At the hearing, vigilantes harshly criticized home visits, which have been controversial for years. Because Medicare Advantage pays higher rates for sicker patients, health plans can benefit from making patients look sicker on the role they are. Bliss said Medicare paid $ 2.6 billion in 2017 for diagnoses supported by health assessments alone; said 3.5 million members had no record of receiving care for medical conditions diagnosed during these health assessment visits.

Although CMS chose not to appear at the hearing, officials clearly knew years ago that some health plans were abusing the pay system to increase profits, but for years it ran the program as an official. of CMS called it an “honor system.”

CMS intended to change things from 2007, when it launched an audit plan called “Risk Adjustment Data Validation” or RADV. Health plans aimed to send CMS medical records documenting each patient’s health status and return payments when they could not.

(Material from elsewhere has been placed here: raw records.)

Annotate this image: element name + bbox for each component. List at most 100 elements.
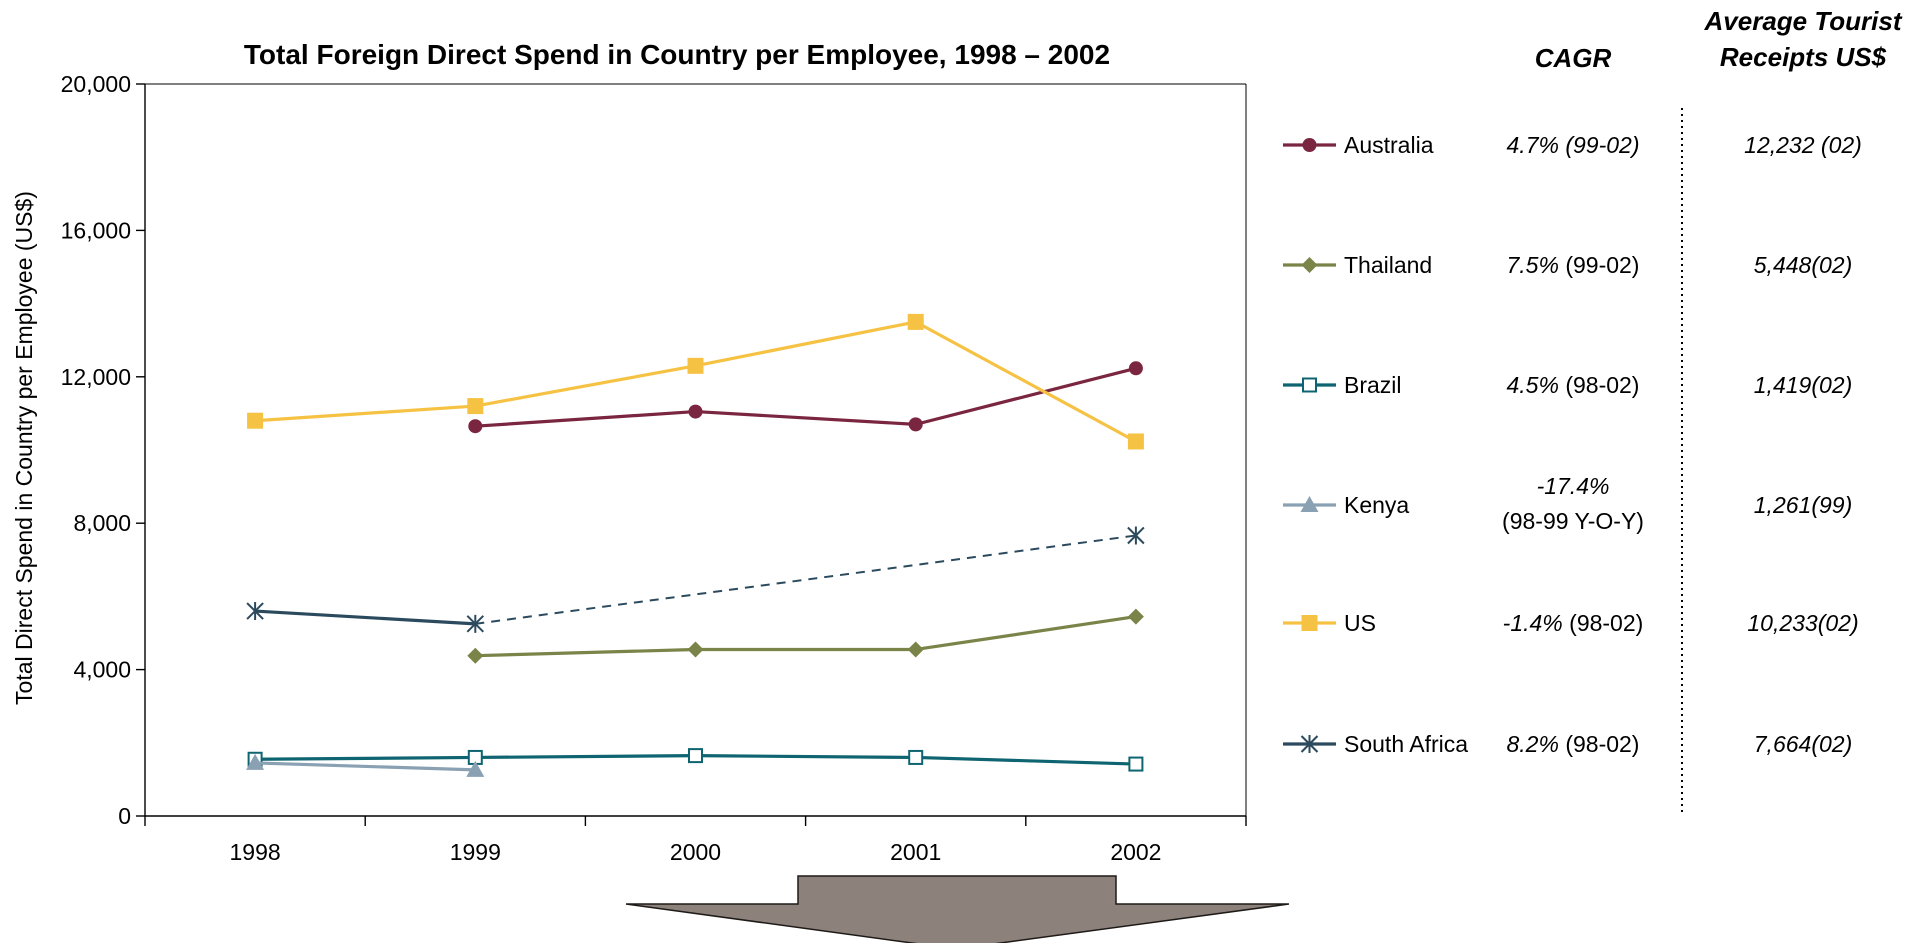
legend-marker xyxy=(1301,257,1318,273)
series-line-segment xyxy=(255,755,476,761)
data-point xyxy=(1127,526,1145,545)
table-row: 7.5% (99-02) 5,448(02) xyxy=(1507,252,1853,278)
plot-area xyxy=(144,83,1247,817)
table-row: 4.7% (99-02) 12,232 (02) xyxy=(1507,132,1862,158)
cagr-period: (98-99 Y-O-Y) xyxy=(1502,508,1644,534)
series-line-segment xyxy=(695,409,916,426)
series-brazil xyxy=(247,748,1144,772)
series-line-segment xyxy=(695,754,916,760)
y-tick-label: 8,000 xyxy=(73,510,131,536)
header-receipts-line2: Receipts US$ xyxy=(1720,42,1887,72)
legend-marker xyxy=(1301,615,1318,631)
cagr-value: 7.5% (99-02) xyxy=(1507,252,1640,278)
legend: Australia Thailand Brazil Kenya US South Afri… xyxy=(1283,132,1862,757)
x-axis-ticks: 1998 1999 2000 2001 2002 xyxy=(144,816,1247,865)
legend-marker xyxy=(1300,496,1319,512)
table-row: -1.4% (98-02) 10,233(02) xyxy=(1503,610,1859,636)
series-us xyxy=(247,313,1144,450)
header-receipts-line1: Average Tourist xyxy=(1704,6,1903,36)
series-line-segment xyxy=(475,647,696,658)
x-tick-label: 1999 xyxy=(450,839,501,865)
data-point xyxy=(907,641,924,658)
legend-label: Thailand xyxy=(1344,252,1432,278)
x-tick-label: 2002 xyxy=(1110,839,1161,865)
series-line-segment xyxy=(255,609,476,626)
receipts-value: 1,261(99) xyxy=(1754,492,1852,518)
header-cagr: CAGR xyxy=(1535,43,1612,73)
legend-marker xyxy=(1300,735,1319,753)
data-point xyxy=(246,602,264,621)
receipts-value: 5,448(02) xyxy=(1754,252,1852,278)
series-south-africa xyxy=(246,526,1145,633)
data-point xyxy=(246,753,265,770)
data-point xyxy=(688,404,703,419)
data-point xyxy=(1127,608,1144,625)
legend-label: South Africa xyxy=(1344,731,1468,757)
y-axis-label: Total Direct Spend in Country per Employ… xyxy=(11,191,37,705)
y-tick-label: 4,000 xyxy=(73,657,131,683)
series-kenya xyxy=(246,753,485,777)
legend-item-south-africa: South Africa xyxy=(1283,731,1468,757)
series-line-segment xyxy=(254,404,476,423)
data-point xyxy=(1128,756,1144,772)
table-row: 4.5% (98-02) 1,419(02) xyxy=(1507,372,1853,398)
down-arrow-icon xyxy=(625,875,1290,943)
series-line-segment xyxy=(475,534,1137,625)
series-thailand xyxy=(467,608,1144,664)
x-tick-label: 1998 xyxy=(230,839,281,865)
data-point xyxy=(467,398,484,415)
series-australia xyxy=(468,361,1143,434)
table-row: 8.2% (98-02) 7,664(02) xyxy=(1507,731,1853,757)
receipts-value: 1,419(02) xyxy=(1754,372,1852,398)
series-line-segment xyxy=(475,364,696,408)
data-point xyxy=(466,614,485,633)
y-axis-ticks: 0 4,000 8,000 12,000 16,000 20,000 xyxy=(61,71,145,829)
series-line-segment xyxy=(915,366,1137,426)
data-point xyxy=(688,748,703,764)
data-point xyxy=(467,647,484,664)
y-tick-label: 12,000 xyxy=(61,364,131,390)
y-tick-label: 0 xyxy=(118,803,131,829)
data-point xyxy=(907,313,924,330)
cagr-value: 8.2% (98-02) xyxy=(1507,731,1640,757)
legend-marker xyxy=(1302,138,1317,152)
data-point xyxy=(1127,433,1144,450)
data-point xyxy=(687,641,704,658)
series-line-segment xyxy=(695,320,917,368)
data-point xyxy=(1128,361,1143,376)
series-line-segment xyxy=(475,409,696,428)
x-tick-label: 2000 xyxy=(670,839,721,865)
y-tick-label: 16,000 xyxy=(61,217,131,243)
series-layer xyxy=(246,313,1145,777)
legend-item-australia: Australia xyxy=(1283,132,1434,158)
cagr-value: -1.4% (98-02) xyxy=(1503,610,1644,636)
legend-label: Australia xyxy=(1344,132,1434,158)
series-line-segment xyxy=(255,761,476,772)
data-point xyxy=(466,760,485,777)
legend-item-thailand: Thailand xyxy=(1283,252,1432,278)
table-row: -17.4% (98-99 Y-O-Y) 1,261(99) xyxy=(1502,473,1852,534)
cagr-value: -17.4% xyxy=(1537,473,1610,499)
data-point xyxy=(908,749,924,765)
legend-marker xyxy=(1302,377,1317,393)
chart-title: Total Foreign Direct Spend in Country pe… xyxy=(244,39,1110,70)
legend-item-brazil: Brazil xyxy=(1283,372,1402,398)
receipts-value: 10,233(02) xyxy=(1747,610,1858,636)
legend-label: Kenya xyxy=(1344,492,1409,518)
data-point xyxy=(468,419,483,434)
series-line-segment xyxy=(475,754,696,760)
receipts-value: 7,664(02) xyxy=(1754,731,1852,757)
series-line-segment xyxy=(914,320,1137,443)
series-line-segment xyxy=(915,615,1137,652)
receipts-value: 12,232 (02) xyxy=(1744,132,1862,158)
series-line-segment xyxy=(915,755,1136,766)
legend-label: US xyxy=(1344,610,1376,636)
data-point xyxy=(247,412,264,429)
cagr-value: 4.7% (99-02) xyxy=(1507,132,1640,158)
cagr-value: 4.5% (98-02) xyxy=(1507,372,1640,398)
legend-item-us: US xyxy=(1283,610,1376,636)
y-tick-label: 20,000 xyxy=(61,71,131,97)
x-tick-label: 2001 xyxy=(890,839,941,865)
legend-label: Brazil xyxy=(1344,372,1402,398)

The results were disastrous, showing that 35 of the 37 plans chosen for the audit had been overpaid, sometimes in the thousands of dollars per patient. The usual conditions that were exaggerated or could not be verified range from diabetes with chronic complications to major depression.

However, CMS has not yet completed audits dating back to 2011, through which officials hoped to recover more than $ 600 million in overpayments caused by unverified diagnoses.

In September 2019, KHN sued CMS under the Freedom of Information Act to compel the agency to publish audits of 2011, 2012, and 2013, audits that the agency believes have not yet been completed. CMS is scheduled to publish the audits later this year.